With well-practised precision they sealed off the street and began rounding up nearly 300 homeless people, slowly directing them to buses that pulled up in regular intervals.
No one seemed to know where the buses were going and in the commotion families became separated. Panicked relatives searched the crowd for familiar faces as charity workers scrambled to offer help. The area around the building was littered with blankets, empty water bottles and food wrappers.
“I’ve been living on the street here for a week with my son,” said Aisha Konate as she sat on the sidewalk and held a bottle for her seven-month-old son who wriggled in his stroller. “I don’t know where they are taking us,” she added, tears streaming down her face.
Across the street an orange blanket lay neatly on the sidewalk. Next to it was a handwritten sign on a piece of cardboard that read; Enfant à la rue, children on the street.

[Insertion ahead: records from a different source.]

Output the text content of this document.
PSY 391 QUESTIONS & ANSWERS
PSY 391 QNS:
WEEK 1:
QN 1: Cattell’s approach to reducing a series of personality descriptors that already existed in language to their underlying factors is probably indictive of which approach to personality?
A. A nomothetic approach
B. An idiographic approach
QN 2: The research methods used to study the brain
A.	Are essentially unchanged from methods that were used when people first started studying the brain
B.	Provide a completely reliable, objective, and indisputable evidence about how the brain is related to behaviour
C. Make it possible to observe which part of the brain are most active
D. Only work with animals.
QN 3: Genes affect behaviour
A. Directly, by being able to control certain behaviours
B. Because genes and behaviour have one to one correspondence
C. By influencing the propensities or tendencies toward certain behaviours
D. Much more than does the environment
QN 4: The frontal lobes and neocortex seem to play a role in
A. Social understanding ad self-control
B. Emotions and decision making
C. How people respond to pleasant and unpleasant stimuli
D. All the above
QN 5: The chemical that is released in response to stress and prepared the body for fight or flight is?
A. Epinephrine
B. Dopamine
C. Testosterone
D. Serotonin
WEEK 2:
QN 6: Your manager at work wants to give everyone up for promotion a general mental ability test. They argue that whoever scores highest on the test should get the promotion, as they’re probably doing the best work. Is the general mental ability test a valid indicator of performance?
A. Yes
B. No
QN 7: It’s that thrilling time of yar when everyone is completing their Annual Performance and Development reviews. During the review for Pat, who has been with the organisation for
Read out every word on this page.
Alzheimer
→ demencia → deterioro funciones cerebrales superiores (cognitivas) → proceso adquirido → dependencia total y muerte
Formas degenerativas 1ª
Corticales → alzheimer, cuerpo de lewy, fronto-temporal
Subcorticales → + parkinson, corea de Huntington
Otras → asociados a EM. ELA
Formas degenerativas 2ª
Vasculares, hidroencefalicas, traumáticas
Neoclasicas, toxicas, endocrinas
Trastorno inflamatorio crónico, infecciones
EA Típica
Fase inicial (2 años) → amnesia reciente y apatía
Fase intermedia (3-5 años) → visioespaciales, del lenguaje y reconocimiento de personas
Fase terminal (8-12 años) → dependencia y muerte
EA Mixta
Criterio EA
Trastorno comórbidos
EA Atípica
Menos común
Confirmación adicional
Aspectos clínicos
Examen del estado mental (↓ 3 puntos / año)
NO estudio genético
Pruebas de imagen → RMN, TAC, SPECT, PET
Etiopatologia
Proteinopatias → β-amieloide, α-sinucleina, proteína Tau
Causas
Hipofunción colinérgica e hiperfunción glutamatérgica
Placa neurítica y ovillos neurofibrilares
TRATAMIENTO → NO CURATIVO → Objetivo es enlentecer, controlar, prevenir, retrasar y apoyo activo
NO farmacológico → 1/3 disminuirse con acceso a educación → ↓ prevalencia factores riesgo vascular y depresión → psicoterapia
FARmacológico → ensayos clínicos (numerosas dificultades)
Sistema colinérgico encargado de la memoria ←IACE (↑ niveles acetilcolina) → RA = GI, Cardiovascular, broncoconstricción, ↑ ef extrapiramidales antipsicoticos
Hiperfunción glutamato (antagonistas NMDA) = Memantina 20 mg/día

Charity workers said it was no coincidence that police chose the day before the Olympics opening ceremony for the raid. They say city officials and police have been targeting homeless people for weeks, shipping many to temporary shelters far from downtown in order to spruce up the city’s image for the Games.
Christophe Noël du Payrat, a senior Paris official, denied that the evictions had anything to do with the Olympics. “We are working on this issue every week since several years,” he said in an interview outside the municipal building. The city has an obligation to find shelter for people living on the streets, he added, especially young children.
“We are taking out of the streets about 6,000, 7,000 each year from these kinds of camps within Paris,” he said. “We can’t say ‘It’s the Olympics we don’t intervene’, because otherwise we’ll be criticized.”
He acknowledged that some homeless people have been moved from spots near Olympic venues such as the Champ de Mars and Place de la Concorde because of the Games. But he insisted that Thursday’s action was “social work as usual for us.”
His comments didn’t sit well with Antoine De Clerck, who is with Le revers de la médaille or the “Other side of the coin”, a Paris-based coalition of charities that works with homeless people.
De Clerck said city officials have carried out dozens of evictions by issuing decrees that can be challenged in court but only long after the people have been moved. Typically officials seek a court order first, he added. But since that process can take weeks, they’ve opted for the more efficient decrees.
“The number of operations we have seen in the last four months is the same that we had in just one year,” he said Thursday. He added that most of the people have been bused to temporary shelters for only 30 days, just long enough for the Olympics.
Sixteen-year-old Abou has been driven out of almost every place he’s tried to sleep in recent weeks.
He came to Paris from Guinea in March and has spent most of that time living under bridges and in train stations. As the Olympics drew closer, the police presence escalated and he’s been constantly on the move.
“It’s very, very difficult for us,” he said, asking that his last name not be used so as not to jeopardize his asylum claim. He recently was given a bed in a gymnasium, but he has to leave during the day and spends his time avoiding the police.
Paris isn’t the first city holding a major world event to be accused of “social cleansing.” Almost every Olympic city has engaged in similar efforts to clear away people officials deem undesirable.
“The Olympics are an inequality machine. They take the inequalities that exist in society and they magnify them,” said Jules Boykoff, a political scientist at Pacific University in Oregon who specializes in the politics of the Olympics. Boykoff said he has seen a similar pattern stretching back to the Seoul Olympics in 1988.
Over in the northern suburb of Seine-Saint-Denis, known as the 93 because of its administrative number, officials have hung colourful drapes over the Pont de Stains to cover up graffiti and conceal an area under the bridge where charity workers say police removed about 100 homeless people last week. To make sure no one came back, they installed 35 large concrete blocks that make it impossible to sit or lie down.
The raid was directly tied to the Games, charities say. The bridge crosses a canal not far from the Stade de France, the main Olympic stadium. During Friday’s opening ceremony the Olympic torch will travel in a barge along the canal to the stadium where a cauldron will be lit for the duration of the Games.
“This had been a tent city for three years because these people were expelled from Paris and pushed here to the 93,” said Paul Alauzy, a co-ordinator with Le revers de la médaille. “So now this is Olympic ground and when the flame goes by the poor people have to go away, apparently.”
The heavy-handed approach has shocked some Parisians. Miche Samuzu was stunned as she watched the police prod people onto the buses outside the municipal building. “I just came up from the subway and I saw this and I am just sick,” she said as she stood across the street. “It’s not right to treat people like this. They are not animals.”